Melati berubah pendiam saat dia menemukan struk pembelian susu ibu hamil dari saku jas Revan, suaminya.
Saat itu juga dunia Melati seolah berhenti berputar, hatinya hancur tak berbentuk. Akankah Melati sanggup bertahan? Atau mahligai rumah tangganya bersama Revan akan berakhir. Dan fakta apa yang di sembunyikan Revan?
Bagi teman-teman pembaca baru, kalau belum tahu awal kisah cinta Revan Melati bisa ke aplikasi sebelah seru, bikin candu dan bikin gagal move on..🙏🏻🙏🏻
IG : raina.syifa32
Karya ini diterbitkan atas izin NovelToon Raina Syifa, isi konten hanyalah pandangan pribadi pembuatnya, tidak mewakili NovelToon sendiri
10
Revan duduk di bangku kayu belakang rumah, matanya tertuju pada Melati yang tengah tertawa lepas bersama Ayana, memberi makan ikan-ikan di kolam. Sesekali Melati menyipitkan mata ke arahnya, seperti baru sadar sedang diamati, lalu cepat-cepat menunduk lagi, fokus pada riak air yang dimainkan ikan-ikan itu. Tatapan Melati begitu dingin dan tak terbaca, membuat dada Revan sesak. "Istriku kenapa?" pikirnya dalam hati, gelisah.
Perlahan, ia berdiri dan berjalan mendekat, bergabung dengan anak dan istrinya. Jari Revan lembut menyisir rambut Ayana yang diikat dua kepang kecil.
"Pagi, anak ayah. Lagi ngasih makan ikan, ya?" sapanya pelan. Ayana tersenyum cerah, giginya yang baru tumbuh kelihatan saat ia mengangguk, lalu menarik celana ayahnya dengan tangan mungilnya. Revan menoleh ke Melati, menyelipkan senyum manis. "Kenapa sih, sayang? Bunda ngambek ya?" ucapnya menggoda, namun Melati pura-pura tak dengar, sibuk dengan kesenangannya sendiri.

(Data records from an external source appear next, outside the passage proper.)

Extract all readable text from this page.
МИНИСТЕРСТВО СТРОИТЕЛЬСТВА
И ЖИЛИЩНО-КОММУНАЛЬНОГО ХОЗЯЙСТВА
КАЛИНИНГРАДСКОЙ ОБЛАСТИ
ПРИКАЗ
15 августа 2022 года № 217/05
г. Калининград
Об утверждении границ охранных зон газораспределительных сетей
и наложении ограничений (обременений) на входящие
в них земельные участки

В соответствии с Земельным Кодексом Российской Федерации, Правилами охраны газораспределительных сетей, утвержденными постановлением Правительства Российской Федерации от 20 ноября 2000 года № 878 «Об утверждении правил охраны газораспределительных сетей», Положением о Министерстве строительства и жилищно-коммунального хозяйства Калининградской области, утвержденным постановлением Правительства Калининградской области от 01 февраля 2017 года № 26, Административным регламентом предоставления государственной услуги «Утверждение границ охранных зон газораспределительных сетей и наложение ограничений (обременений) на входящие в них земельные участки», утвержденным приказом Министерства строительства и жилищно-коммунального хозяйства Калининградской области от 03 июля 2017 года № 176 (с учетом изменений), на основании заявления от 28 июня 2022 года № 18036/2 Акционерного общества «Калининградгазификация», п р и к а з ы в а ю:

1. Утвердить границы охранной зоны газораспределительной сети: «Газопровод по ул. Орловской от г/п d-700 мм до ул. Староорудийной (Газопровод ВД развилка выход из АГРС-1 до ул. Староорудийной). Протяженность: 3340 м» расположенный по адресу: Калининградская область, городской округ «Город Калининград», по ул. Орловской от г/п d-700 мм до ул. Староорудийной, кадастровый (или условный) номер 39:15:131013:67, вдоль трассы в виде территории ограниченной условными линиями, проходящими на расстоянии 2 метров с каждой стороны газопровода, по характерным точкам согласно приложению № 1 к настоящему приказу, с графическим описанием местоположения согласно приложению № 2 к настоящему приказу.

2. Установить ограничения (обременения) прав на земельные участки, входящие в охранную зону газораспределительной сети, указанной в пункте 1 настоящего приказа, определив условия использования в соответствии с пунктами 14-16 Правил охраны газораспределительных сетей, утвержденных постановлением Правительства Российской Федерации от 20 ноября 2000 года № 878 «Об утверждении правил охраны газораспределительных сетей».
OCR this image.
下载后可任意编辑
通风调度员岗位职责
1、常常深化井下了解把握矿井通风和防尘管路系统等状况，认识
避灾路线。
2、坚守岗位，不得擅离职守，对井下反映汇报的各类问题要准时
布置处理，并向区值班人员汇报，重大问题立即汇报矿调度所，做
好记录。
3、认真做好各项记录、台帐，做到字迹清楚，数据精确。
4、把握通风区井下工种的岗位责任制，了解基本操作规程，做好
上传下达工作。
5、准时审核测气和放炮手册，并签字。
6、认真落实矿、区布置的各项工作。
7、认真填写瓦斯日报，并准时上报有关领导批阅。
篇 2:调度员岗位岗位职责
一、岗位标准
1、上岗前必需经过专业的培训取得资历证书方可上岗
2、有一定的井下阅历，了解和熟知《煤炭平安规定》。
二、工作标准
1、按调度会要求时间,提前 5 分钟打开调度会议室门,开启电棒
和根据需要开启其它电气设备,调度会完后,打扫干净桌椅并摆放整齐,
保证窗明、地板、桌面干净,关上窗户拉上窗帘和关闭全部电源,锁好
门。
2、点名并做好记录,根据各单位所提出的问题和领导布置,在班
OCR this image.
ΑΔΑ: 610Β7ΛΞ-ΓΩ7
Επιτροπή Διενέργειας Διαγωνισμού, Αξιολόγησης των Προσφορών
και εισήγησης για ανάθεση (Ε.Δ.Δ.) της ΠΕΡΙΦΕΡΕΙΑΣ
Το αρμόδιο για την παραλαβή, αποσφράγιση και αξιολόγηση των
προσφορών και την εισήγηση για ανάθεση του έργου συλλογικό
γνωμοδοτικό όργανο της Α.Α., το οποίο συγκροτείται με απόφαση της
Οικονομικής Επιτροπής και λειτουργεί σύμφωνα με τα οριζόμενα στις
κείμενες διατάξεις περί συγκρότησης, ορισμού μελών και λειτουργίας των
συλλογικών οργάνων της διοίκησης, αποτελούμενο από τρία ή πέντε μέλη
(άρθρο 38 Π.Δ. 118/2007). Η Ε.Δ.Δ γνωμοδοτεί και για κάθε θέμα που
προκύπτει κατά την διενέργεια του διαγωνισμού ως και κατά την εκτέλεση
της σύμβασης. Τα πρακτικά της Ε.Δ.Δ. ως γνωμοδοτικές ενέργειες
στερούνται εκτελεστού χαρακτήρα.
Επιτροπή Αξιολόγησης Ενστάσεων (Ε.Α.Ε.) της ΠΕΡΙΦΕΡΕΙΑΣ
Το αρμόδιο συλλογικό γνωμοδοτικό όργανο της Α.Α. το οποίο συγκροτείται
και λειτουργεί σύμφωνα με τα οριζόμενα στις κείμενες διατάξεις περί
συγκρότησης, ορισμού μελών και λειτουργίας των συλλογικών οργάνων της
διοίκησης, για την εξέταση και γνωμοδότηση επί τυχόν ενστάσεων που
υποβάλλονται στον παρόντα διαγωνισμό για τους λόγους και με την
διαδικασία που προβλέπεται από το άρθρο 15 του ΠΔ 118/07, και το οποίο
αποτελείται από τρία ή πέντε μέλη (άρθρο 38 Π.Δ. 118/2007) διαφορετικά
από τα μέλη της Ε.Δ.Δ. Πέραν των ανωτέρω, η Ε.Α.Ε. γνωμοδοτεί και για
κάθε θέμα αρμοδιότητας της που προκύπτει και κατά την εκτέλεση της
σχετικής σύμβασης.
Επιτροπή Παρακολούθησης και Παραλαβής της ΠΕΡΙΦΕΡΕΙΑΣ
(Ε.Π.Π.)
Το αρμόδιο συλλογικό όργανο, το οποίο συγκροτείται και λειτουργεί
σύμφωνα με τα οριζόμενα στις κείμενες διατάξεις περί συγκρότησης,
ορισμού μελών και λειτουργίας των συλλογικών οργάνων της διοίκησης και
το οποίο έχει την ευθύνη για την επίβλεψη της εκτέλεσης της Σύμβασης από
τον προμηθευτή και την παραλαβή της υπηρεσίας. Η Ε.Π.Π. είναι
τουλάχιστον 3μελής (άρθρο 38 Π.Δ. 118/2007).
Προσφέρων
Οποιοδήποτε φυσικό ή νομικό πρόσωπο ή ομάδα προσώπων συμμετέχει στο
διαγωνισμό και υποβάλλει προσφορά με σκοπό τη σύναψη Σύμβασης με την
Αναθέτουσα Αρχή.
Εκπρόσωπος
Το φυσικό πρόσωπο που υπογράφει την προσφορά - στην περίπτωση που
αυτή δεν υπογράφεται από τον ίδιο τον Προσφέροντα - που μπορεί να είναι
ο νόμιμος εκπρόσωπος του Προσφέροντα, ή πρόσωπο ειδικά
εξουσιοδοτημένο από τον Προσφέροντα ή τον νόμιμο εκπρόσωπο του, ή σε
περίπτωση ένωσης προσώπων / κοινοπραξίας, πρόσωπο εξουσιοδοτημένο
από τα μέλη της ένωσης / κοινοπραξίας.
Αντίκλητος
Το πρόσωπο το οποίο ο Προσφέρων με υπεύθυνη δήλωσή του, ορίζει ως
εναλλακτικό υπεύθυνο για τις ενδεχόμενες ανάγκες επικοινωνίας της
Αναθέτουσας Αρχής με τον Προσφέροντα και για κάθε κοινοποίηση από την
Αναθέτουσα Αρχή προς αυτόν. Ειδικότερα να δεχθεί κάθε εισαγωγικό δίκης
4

"Aku harus balik ke Jakarta 5 sore nanti, kamu benar nggak ikut, sayang?" tanyanya lagi, harap-harap cemas.
Melati menatap tajam ke arah Revan, bibirnya tersimpul rapat tanpa sepatah kata keluar. Pelan dia menggelengkan kepala, seolah meyakinkan dirinya sendiri. "Aku masih ingin di sini," suaranya dingin menusuk. "Kalau kamu mau pergi, ya pergi saja. Aku nggak akan menghalangi." Punggungnya tetap membelakangi Revan, menolak untuk bertatapan.
"Mas merasa hubungan kita dalam dua minggu ini terasa hambar? Apa kamu nggak ngerasa," bisik Revan, suaranya nyaris patah.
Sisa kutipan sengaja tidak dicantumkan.